Muslim, Christian, Jew: The Oneness of God and the Unity of Our Faith … A Personal Journey in the Three Abrahamic Religions (2012) is a book with a really long title. It’s the late Art Gish’s deep and moving work about interfaith dialog and peacemaking in Israel/Palestine and back at home in Athens, Ohio.

From 1995 until his death in a farming accident in 2010, Art and his wife Peggy spent two to three months each year in Hebron, West Bank, with Christian Peacemaker Teams (CPT), a group devoted to reconciliation and nonviolent peacemaking that has also inspired a Muslim Peacemaker Teams.

In all these years, he gained a deep knowledge and experience of the three religions (as well as secular traditions), working closely with Muslims, Jews, and Christians making peace. Back at home in Ohio, he attended mosques and synagogues, continuing to build relationships and trust.

Art and Peggy Gish

Art and Peggy Gish

This book is a unique blend of historical and theological analysis, reflection on how to engage in interfaith dialog, and personal stories that will inform, inspire, move, and entertain.

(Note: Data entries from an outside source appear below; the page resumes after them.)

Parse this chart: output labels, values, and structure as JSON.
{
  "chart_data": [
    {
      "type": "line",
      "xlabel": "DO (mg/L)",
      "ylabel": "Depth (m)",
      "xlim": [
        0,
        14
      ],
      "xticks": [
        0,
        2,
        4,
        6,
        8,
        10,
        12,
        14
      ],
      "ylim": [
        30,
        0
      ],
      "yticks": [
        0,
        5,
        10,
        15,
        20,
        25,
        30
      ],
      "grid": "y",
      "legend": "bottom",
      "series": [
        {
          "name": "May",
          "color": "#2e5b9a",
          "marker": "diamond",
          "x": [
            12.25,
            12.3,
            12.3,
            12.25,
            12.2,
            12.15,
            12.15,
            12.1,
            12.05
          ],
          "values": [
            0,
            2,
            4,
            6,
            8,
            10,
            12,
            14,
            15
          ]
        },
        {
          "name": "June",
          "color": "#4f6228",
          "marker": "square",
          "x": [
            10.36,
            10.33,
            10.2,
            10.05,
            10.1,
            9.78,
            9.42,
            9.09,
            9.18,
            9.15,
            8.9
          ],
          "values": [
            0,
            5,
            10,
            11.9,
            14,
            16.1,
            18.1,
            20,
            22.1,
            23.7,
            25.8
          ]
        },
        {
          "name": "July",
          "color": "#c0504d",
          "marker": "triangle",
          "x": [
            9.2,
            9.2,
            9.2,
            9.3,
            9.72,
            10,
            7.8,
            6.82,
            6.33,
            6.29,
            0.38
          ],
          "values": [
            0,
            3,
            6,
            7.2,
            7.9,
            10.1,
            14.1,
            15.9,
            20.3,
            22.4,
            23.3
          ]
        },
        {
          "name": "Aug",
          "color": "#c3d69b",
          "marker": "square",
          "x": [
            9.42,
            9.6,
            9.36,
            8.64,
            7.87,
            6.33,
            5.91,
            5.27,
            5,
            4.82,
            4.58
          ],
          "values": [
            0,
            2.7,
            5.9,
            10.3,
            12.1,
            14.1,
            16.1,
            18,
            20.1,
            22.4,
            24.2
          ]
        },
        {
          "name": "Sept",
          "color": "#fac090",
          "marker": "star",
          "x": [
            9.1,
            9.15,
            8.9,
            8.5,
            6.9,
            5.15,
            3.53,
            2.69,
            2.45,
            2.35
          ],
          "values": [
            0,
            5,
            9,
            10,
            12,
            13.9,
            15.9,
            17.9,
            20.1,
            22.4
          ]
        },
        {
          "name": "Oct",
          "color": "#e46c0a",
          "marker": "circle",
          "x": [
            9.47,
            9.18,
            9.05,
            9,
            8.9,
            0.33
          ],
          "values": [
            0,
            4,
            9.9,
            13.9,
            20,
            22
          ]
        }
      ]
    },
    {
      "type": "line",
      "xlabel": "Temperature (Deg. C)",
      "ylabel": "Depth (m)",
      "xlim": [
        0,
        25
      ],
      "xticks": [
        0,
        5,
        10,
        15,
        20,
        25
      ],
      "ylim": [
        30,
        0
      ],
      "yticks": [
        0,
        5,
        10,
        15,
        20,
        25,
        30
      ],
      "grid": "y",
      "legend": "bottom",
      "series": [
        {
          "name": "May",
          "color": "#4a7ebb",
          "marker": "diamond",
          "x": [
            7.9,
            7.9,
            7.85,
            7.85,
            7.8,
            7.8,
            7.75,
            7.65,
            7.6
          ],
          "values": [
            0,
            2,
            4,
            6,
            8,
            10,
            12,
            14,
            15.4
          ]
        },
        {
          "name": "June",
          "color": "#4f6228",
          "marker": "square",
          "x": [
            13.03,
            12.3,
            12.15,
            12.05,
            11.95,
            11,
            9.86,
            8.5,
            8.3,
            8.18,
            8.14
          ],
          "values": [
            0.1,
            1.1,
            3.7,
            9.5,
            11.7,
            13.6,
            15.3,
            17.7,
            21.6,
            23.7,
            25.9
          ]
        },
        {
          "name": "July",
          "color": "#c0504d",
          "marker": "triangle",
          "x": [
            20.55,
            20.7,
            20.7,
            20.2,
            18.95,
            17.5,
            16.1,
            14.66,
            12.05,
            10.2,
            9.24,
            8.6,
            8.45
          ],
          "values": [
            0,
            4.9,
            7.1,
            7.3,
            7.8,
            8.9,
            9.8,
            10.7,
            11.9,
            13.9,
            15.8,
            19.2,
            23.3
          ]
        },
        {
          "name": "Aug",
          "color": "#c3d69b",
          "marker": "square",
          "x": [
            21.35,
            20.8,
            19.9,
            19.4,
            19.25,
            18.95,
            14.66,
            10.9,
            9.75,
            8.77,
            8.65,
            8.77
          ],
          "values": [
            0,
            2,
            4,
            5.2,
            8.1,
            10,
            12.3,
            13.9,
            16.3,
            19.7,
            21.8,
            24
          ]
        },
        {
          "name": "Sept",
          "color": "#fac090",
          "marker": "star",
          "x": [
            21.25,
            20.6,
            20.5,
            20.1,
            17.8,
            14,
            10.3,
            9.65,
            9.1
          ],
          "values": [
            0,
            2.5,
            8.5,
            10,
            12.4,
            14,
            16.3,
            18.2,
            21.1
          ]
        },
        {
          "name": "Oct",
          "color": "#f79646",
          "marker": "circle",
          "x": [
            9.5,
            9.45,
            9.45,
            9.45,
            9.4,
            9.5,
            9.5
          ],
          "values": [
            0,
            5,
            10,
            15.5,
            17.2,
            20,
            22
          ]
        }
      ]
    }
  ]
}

Much of the interfaith movement shies away from religious differences and the topic of religious violence, but Art tactfully and sensitively engages them, pointing to a depth that can overcome differences.

I am deeply troubled by the great divide, the fear, the hostility, and the bigotry in all three religions toward the other two. … [But] maybe the contradictions are not as deep as most of us think they are. Maybe we need to look deeper. All three traditions call me to love God with my whole being, to submit my life to God, and to follow the path God has created for us (Gish 10).

His passion for reconciliation extended to the Israeli settlers and soldiers who had “cursed, spit upon, stoned, kicked, and beaten” him. He and his teammates saw their enemies as human beings with the capacity to love, continually trying to connect with them through conscience, religion, and culture.

Through his experiences, relationships, and deepening knowledge of the three religions, Gish knew the truth that all good things come from God:

All truth comes from the same source. Since there is one God, it’s not surprising that there’s a consistency in the expressions of God’s Spirit wherever people around the world respond to that Spirit. Christians must be open to what God’s Spirit may teach us through other religions. No religion contains all Truth. Reality is too great to be comprehended in only one way. I still have much to learn, [and] true spirituality involves humility. God is so much bigger than my small concept of God (Gish, 28-9).

Gish’s book and the spirit it represents are major keys to the future of religion, interfaith relations, and interspirituality. His work represents a beautiful marriage of courage, love, and intellect working together to bring about the transformation of people and their religions – something the world badly needs.